Alasan Menkes Kukuh Hapus Sistem Kelas BPJS: Melanggar Prinsip Sosial
Jakarta, CNN Indonesia –
Menteri Kesehatan (Menkes) Budi Gunadi Sadikin kukuh menghapus sistem kelas BPJS Kesehatan melalui penerapan kelas rawat inap standar (KERIS).
Dengan begitu, fasilitas BPJS Kesehatan bagi setiap peserta akan sama.
Budi beralasan BPJS Kesehatan adalah asuransi sosial yang memegang prinsip gotong royong. Orang yang mampu mensubsidi orang yang tidak mampu. Keberadaan sistem kelas menurutnya melanggar prinsip sosial soal kesetaraan.
“Jadi kita akan hilangkan definisi kelas. Karena kelas itu stigmatized. Kelas itu membedakan antara orang yang tak mampu kelas 3, orang yang mampu kelas 1. Itu menurut saya melanggar prinsip sosial yang equality. Harusnya kelasnya sama. Samanya mana, yaitu KRIS tadi,” katanya dalam Rapat Kerja dengan Komisi IX DPR, Senin (26/5).
IKLAN
Gulir untuk melanjutkan konten
“Maksudnya prinsip gotong royong, maksudnya prinsip subsidi adalah orang yang bayar tinggi itu harusnya sama dengan orang yang enggak bayar tinggi,” sambungnya.

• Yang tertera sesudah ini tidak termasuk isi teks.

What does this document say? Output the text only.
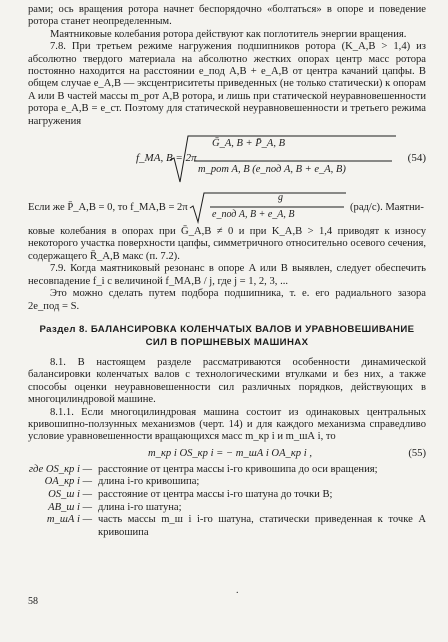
рами; ось вращения ротора начнет беспорядочно «болтаться» в опоре и поведение ротора станет неопределенным.

Маятниковые колебания ротора действуют как поглотитель энергии вращения.

7.8. При третьем режиме нагружения подшипников ротора (K_A,B > 1,4) из абсолютно твердого материала на абсолютно жестких опорах центр масс ротора постоянно находится на расстоянии e_под A,B + e_A,B от центра качаний цапфы. В общем случае e_A,B — эксцентриситеты приведенных (не только статически) к опорам A или B частей массы m_рот A,B ротора, и лишь при статической неуравновешенности ротора e_A,B = e_ст. Поэтому для статической неуравновешенности и третьего режима нагружения

f_MA, B = 2π
Ḡ_A, B + P̄_A, B
m_рот A, B (e_под A, B + e_A, B)
(54)
Если же P̄_A,B = 0, то f_MA,B = 2π
g
e_под A, B + e_A, B
(рад/с). Маятни-

ковые колебания в опорах при Ḡ_A,B ≠ 0 и при K_A,B > 1,4 приводят к износу некоторого участка поверхности цапфы, симметричного относительно осевого сечения, содержащего R̄_A,B макс (п. 7.2).

7.9. Когда маятниковый резонанс в опоре A или B выявлен, следует обеспечить несовпадение f_i с величиной f_MA,B / j, где j = 1, 2, 3, ...

Это можно сделать путем подбора подшипника, т. е. его радиального зазора 2e_под = S.

Раздел 8. БАЛАНСИРОВКА КОЛЕНЧАТЫХ ВАЛОВ И УРАВНОВЕШИВАНИЕ СИЛ В ПОРШНЕВЫХ МАШИНАХ

8.1. В настоящем разделе рассматриваются особенности динамической балансировки коленчатых валов с технологическими втулками и без них, а также способы оценки неуравновешенности сил различных порядков, действующих в многоцилиндровой машине.

8.1.1. Если многоцилиндровая машина состоит из одинаковых центральных кривошипно-ползунных механизмов (черт. 14) и для каждого механизма справедливо условие уравновешенности вращающихся масс m_кр i и m_шА i, то

m_кр i OS_кр i = − m_шА i OA_кр i ,	(55)
где OS_кр i — расстояние от центра массы i-го кривошипа до оси вращения;
OA_кр i — длина i-го кривошипа;
OS_ш i — расстояние от центра массы i-го шатуна до точки B;
AB_ш i — длина i-го шатуна;
m_шА i — часть массы m_ш i i-го шатуна, статически приведенная к точке A кривошипа
.
58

Budi mengatakan BPJS Kesehatan sama konsepnya dengan pajak, di mana orang yang bayar pajak tinggi pun mendapatkan hak yang sama dengan yang bayar pajak lebih rendah.
“Sama seperti pajak, kita bayar pajak berapa pun, hak kita untuk dapat jalan, hak kita untuk akses taman, hak kita dapat fasilitas dari negara, itu sama,” sambungnya.
Budi mengatakan BPJS Kesehatan memang sering disalahartikan oleh pihak yang menganggap bahwa dengan membayar iuran lebih tinggi maka akan mendapatkan pelayanan yang lebih baik. Padahal, hal tersebut tidak sesuai dengan prinsip asuransi sosial.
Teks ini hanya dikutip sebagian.